How Brazil's Evangelical Surge Threatens Survival Of Native Afro-Brazilian Faith

Followers of the Afro-Brazilian Umbanda religion in four traditional communities in the country’s northeast are resisting pressure to convert to evangelical Christianity.

image of Abel José, an Umbanda priest

Abel José, an Umbanda priest

Agencia Publica
Géssica Amorim

Among a host of images of saints and Afro-Brazilian divinities known as orixás, Abel José, 42, an Umbanda priest, lights some candles, picks up his protective beads and adjusts the straw hat that sits atop his head. He is preparing to treat four people from neighboring villages who have come to his house in search of spiritual help and treatment for health ailments.

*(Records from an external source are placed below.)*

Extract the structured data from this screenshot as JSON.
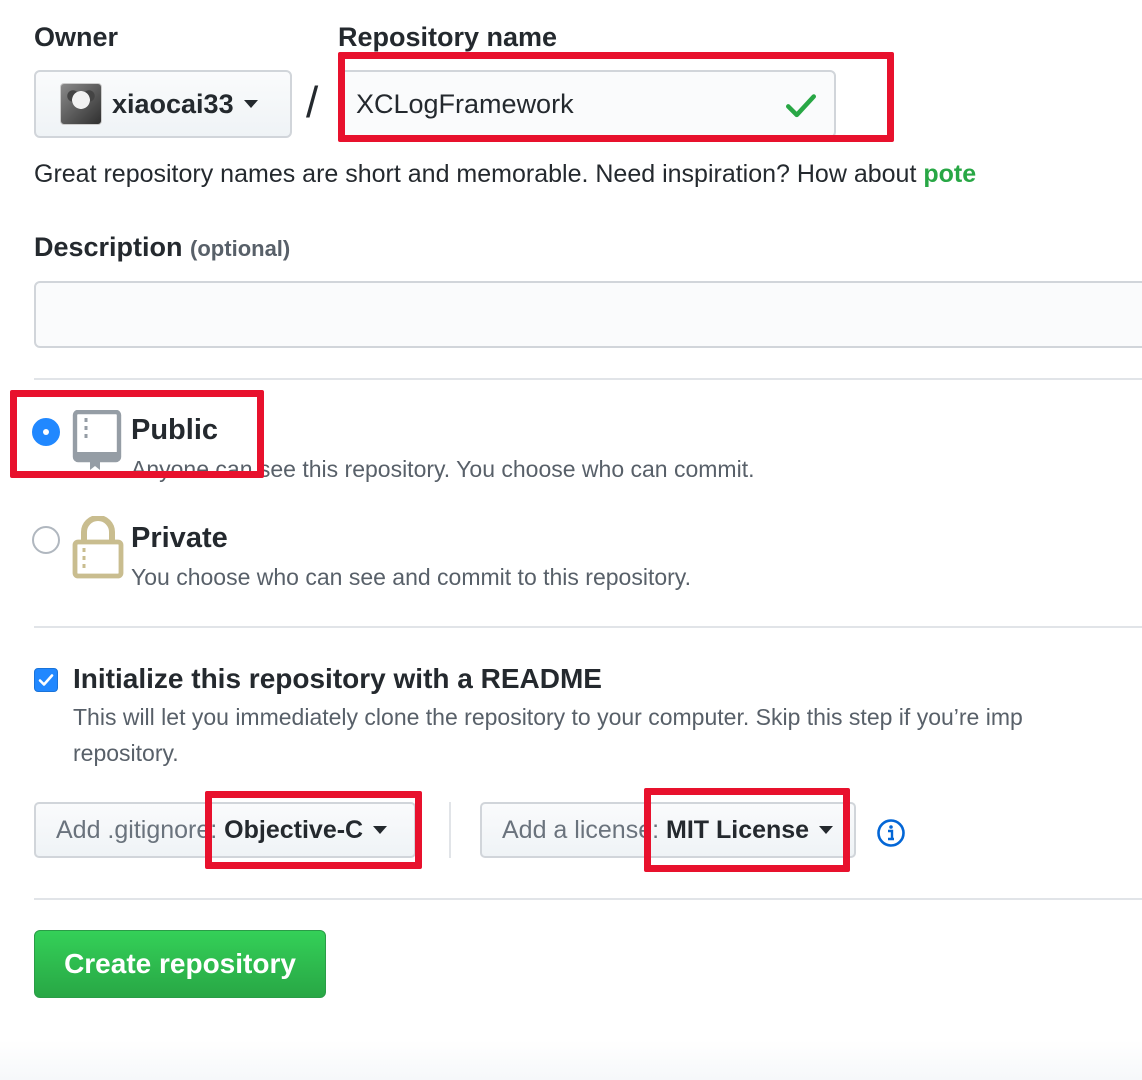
{
  "owner": {
    "label": "Owner",
    "selected": "xiaocai33"
  },
  "separator": "/",
  "repository": {
    "label": "Repository name",
    "value": "XCLogFramework",
    "valid_color": "#28a745"
  },
  "name_hint": {
    "text": "Great repository names are short and memorable. Need inspiration? How about ",
    "suggestion": "pote"
  },
  "description": {
    "label": "Description",
    "optional": "(optional)",
    "value": ""
  },
  "visibility": {
    "public": {
      "title": "Public",
      "note_obscured": "Anyone can",
      "note": " see this repository. You choose who can commit.",
      "selected": true
    },
    "private": {
      "title": "Private",
      "note": "You choose who can see and commit to this repository.",
      "selected": false
    }
  },
  "readme": {
    "checked": true,
    "title": "Initialize this repository with a README",
    "note_line1": "This will let you immediately clone the repository to your computer. Skip this step if you’re imp",
    "note_line2": "repository."
  },
  "gitignore": {
    "prefix": "Add .gitignore:",
    "value": "Objective-C"
  },
  "license": {
    "prefix": "Add a license:",
    "value": "MIT License"
  },
  "create_button": "Create repository",
  "colors": {
    "accent_blue": "#2188ff",
    "create_green": "#28a745",
    "highlight_red": "#e8112d"
  }
}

The meeting takes place discreetly, in a small room that has been built in the back of the garage of his house. Abel lives in the quilombo of Sítio Bredos, home to 135 families. The community, located in the municipality of Betânia of Brazil’s northeastern state of Pernambuco, is one of the municipality’s four remaining communities that have been certified as quilombos, the word used to refer to communities formed in the colonial era by enslaved Africans and/or their descendents.

In these villages there are almost no residents who still follow traditional Afro-Brazilian religions. Abel, Seu Joaquim Firmo and Dona Maura Maria da Silva are the sole remaining followers of Umbanda in the communities in which they live. A wave of evangelical missionary activity has taken hold of Betânia’s quilombos ever since the first evangelical church belonging to the Assembleia de Deus group was built in the quilombo of Bredos around 20 years ago. Since then, other evangelical, pentecostal, and neo-pentecostal churches and congregations have established themselves in the area. Today there are now nine temples spread among the four communities, home to roughly 900 families.

The temples belong to the Assembleia de Deus, the Seventh-day Adventist Church, and the World Church of God's Power, the latter of which has over 6,000 temples spread across Brazil and was founded by the apostle and televangelist Valdemiro Santiago, who became infamous during the pandemic for trying to sell beans that he had blessed as a Covid-19 cure. Assembleia de Deus alone, who are the largest pentecostal denomination in the world, have built five churches in Betânia’s quilombos.